El de alba túnica y estola siguió mansamente a sus opresores, mirando levemente la ofrenda de lo que ya no se iba a sacrificar. Alzó un suave cómodo vuelo la mariposa de luz, quizá por el hálito venido de Dios sabe dónde, que casi apaga el velón pascual anunciador de la nueva. Agudos acordes de fuga dramatizaron la salida. Apenas de puede ver emoción en los sayones. Ciertamente inexpresivos, cumplían su rito de castigo, su plan ordenado, profesional y educadamente, con toda compostura, sin desmanes y hasta, es posible, con cierto cuidado.
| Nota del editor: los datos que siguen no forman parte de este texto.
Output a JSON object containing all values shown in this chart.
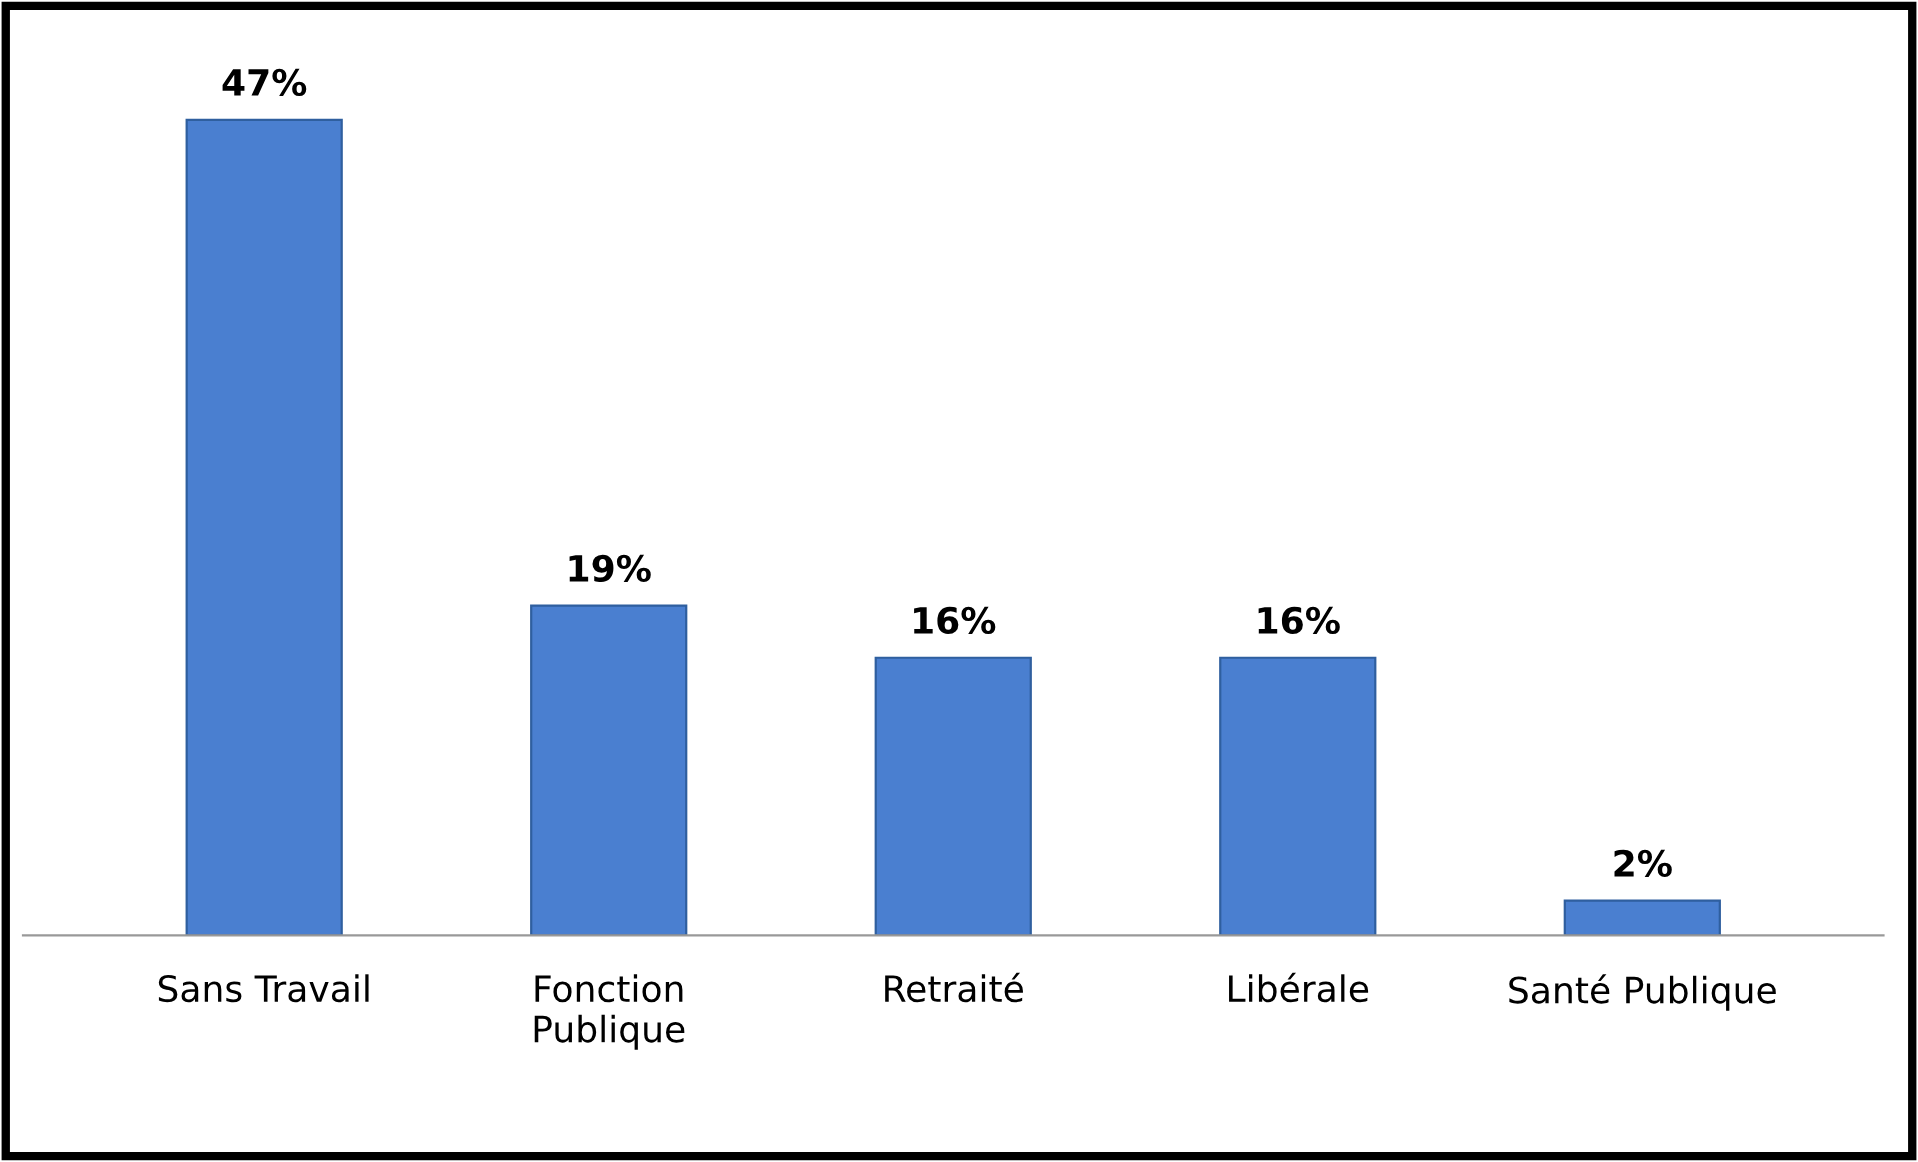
{
  "chart_data": {
    "type": "bar",
    "categories": [
      "Sans Travail",
      "Fonction\nPublique",
      "Retraité",
      "Libérale",
      "Santé Publique"
    ],
    "values": [
      47,
      19,
      16,
      16,
      2
    ],
    "value_labels": [
      "47%",
      "19%",
      "16%",
      "16%",
      "2%"
    ],
    "color": "#4a7fd0",
    "grid": false,
    "legend": false
  }
}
De cuando en cuando, alguna mirada al preste, pero nada de empellones, ni una bofetada, ni una blasfemia. Quizá el sacerdote hubiese preferido algo de emoción, de humanidad, en sus rostros. Admitía el odio y, si le apretaban, casi la crueldad. Pero no ese impasible plan y ejecución. Sin embargo, no se daba cuenta de que a él tampoco le afectaba mucho la situación. Ni le emocionaba. Nada le era agobiante. Había sido casi delicadamente sacado de la celebración. Nadie le empujaba, ni escupía. No había multitudes vociferantes, los pocos transeúntes del domingo apenas reparaban en él, cada cual a lo suyo. No iba ni como oveja, ni como nada. No sabía qué, aunque de todos modos algo intuía por el camino tomado. ¿Por qué recordaba ahora la liturgia del Oficio de Tinieblas? ¿Por qué aquel candelabro de siete brazos, siete veces apagado, aquel ruido de carraca, el grave tono gregoriano, percutía en su cerebro preparándole para la zarza? Pero ni Moisés, ni siquiera Isaías, cuya lectura había comentado, ni los personajes, le decían nada, acabada la conformidad de vida en un desaliento por la incapacidad de la influencia.
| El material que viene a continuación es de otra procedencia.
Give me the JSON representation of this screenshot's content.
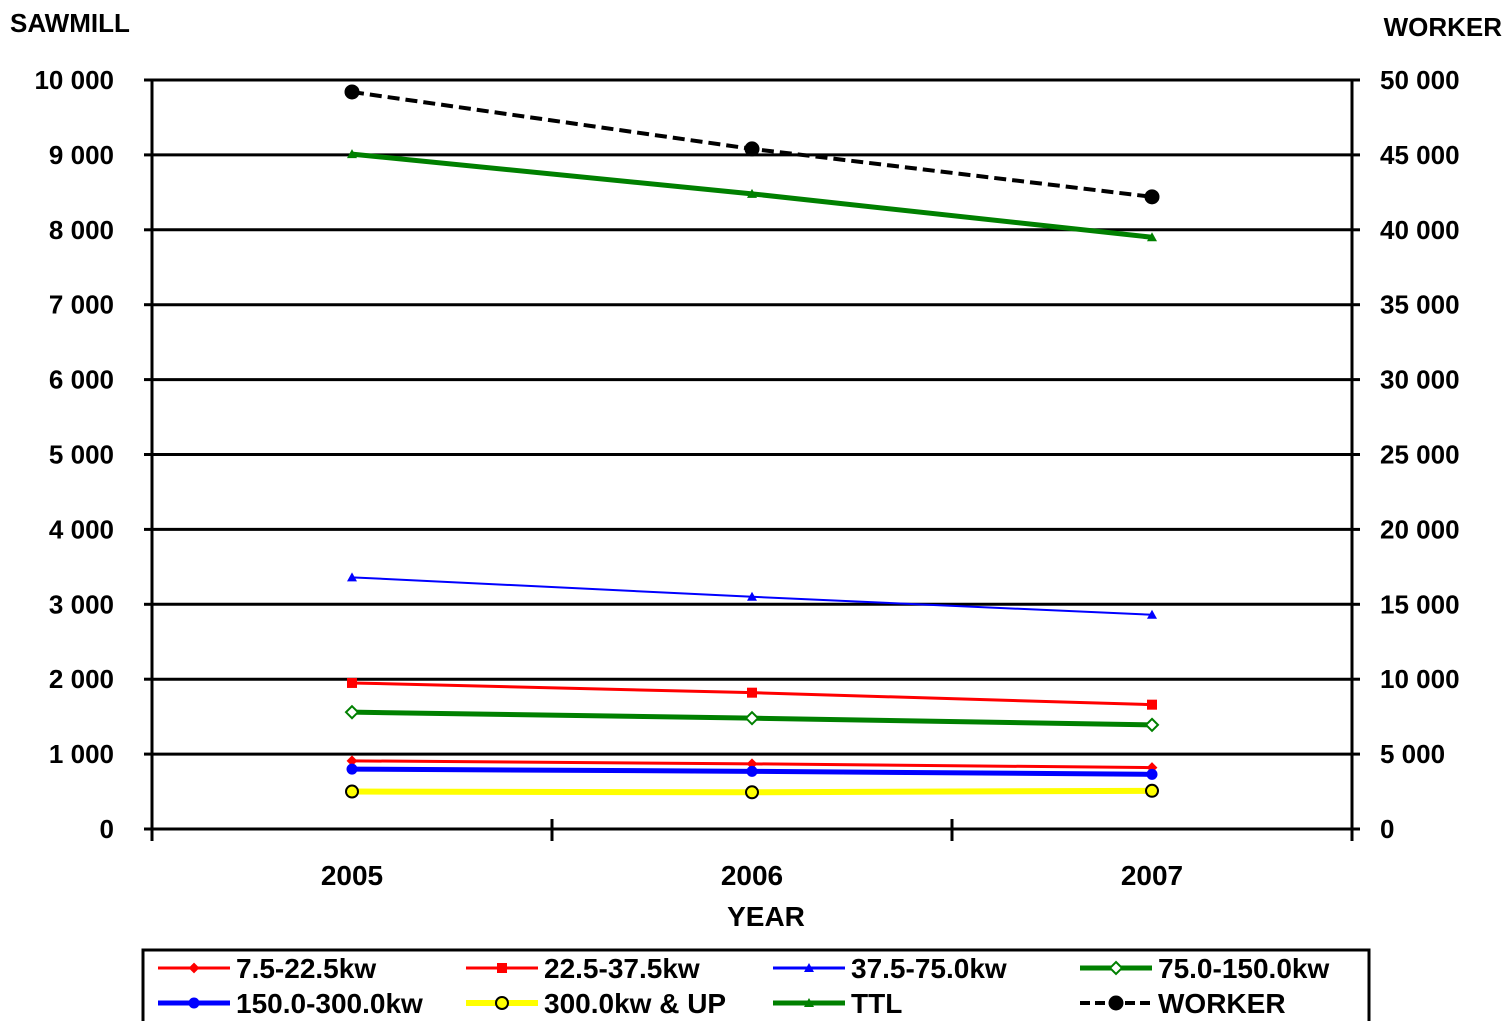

Todo seguía igual en el templo. Resonaban en él las palabras de justicia, la convocatoria del amor, la imprecación, los ayes, la promesa de mejor vida, de salvación, de espíritu divino. Continuaban las viejas en sus bancos, murmuradoras de oraciones devotas, recitadoras de ensalmos aprendidos de memoria y susurrados mil veces, arrebujadas, ansiando liberarse del frío, esperando la culminación del rito.
La hubiera gustado entristecerse al sacerdote, les hubiera gustado la necesidad urgente de compañía, pero sólo sentía una sequedad agreste en la boca, cierto sentido de miedo incrustado en el estómago. Resonaban lentos sus pasos por la calle adoquinada. La misma calle que había recibido las pisadas de multitud de hombres y mujeres, con sus sentires, ambiciones, problemas, angustias. Calle de agonía por la que, durante años, habían desfilado filas penitenciales, moradas túnicas lívidas, con paso cansino por el peso del símbolo, por la carga del madero en los hombros. Calles por las que después seguirían pasando los dolorosos desfiles, memoria de otros golpes, otras caídas, consecuencia de otra vocación.
Vocación de clámide pera este otro desfile del preste de alba túnica, de orate tal vez. No hubo nada, ni vino mirrado, ni madero, ni escupitajos, ni voces. Canción de indiferencia sus pasos, los sayones, educados, con delicadeza, empujaban brevemente su oblación. La calle era un ofertorio de sangre a punto de derramarse. La cuesta ponía leve cansancio. Se sintió algo conmovido por las miradas extrañas de unos críos, calentadores de sus barriquitas desnudas al tibio sol mañanero.
El coro eclesial entonaba el Parce nobis, Domine, y volutas de incienso configuraban preces por el mismo tiempo, por cierto pecado, por la hecatombe de apunto de consumarse. Cierta parda nube de frío y malestar erizaba el ambiente, mientras el final de la cuesta estaba al alcance de los pies y el nuevo Gólgota erizado de molestias se levantaba, pétreo y difícil, lenta ascensión dolorosa.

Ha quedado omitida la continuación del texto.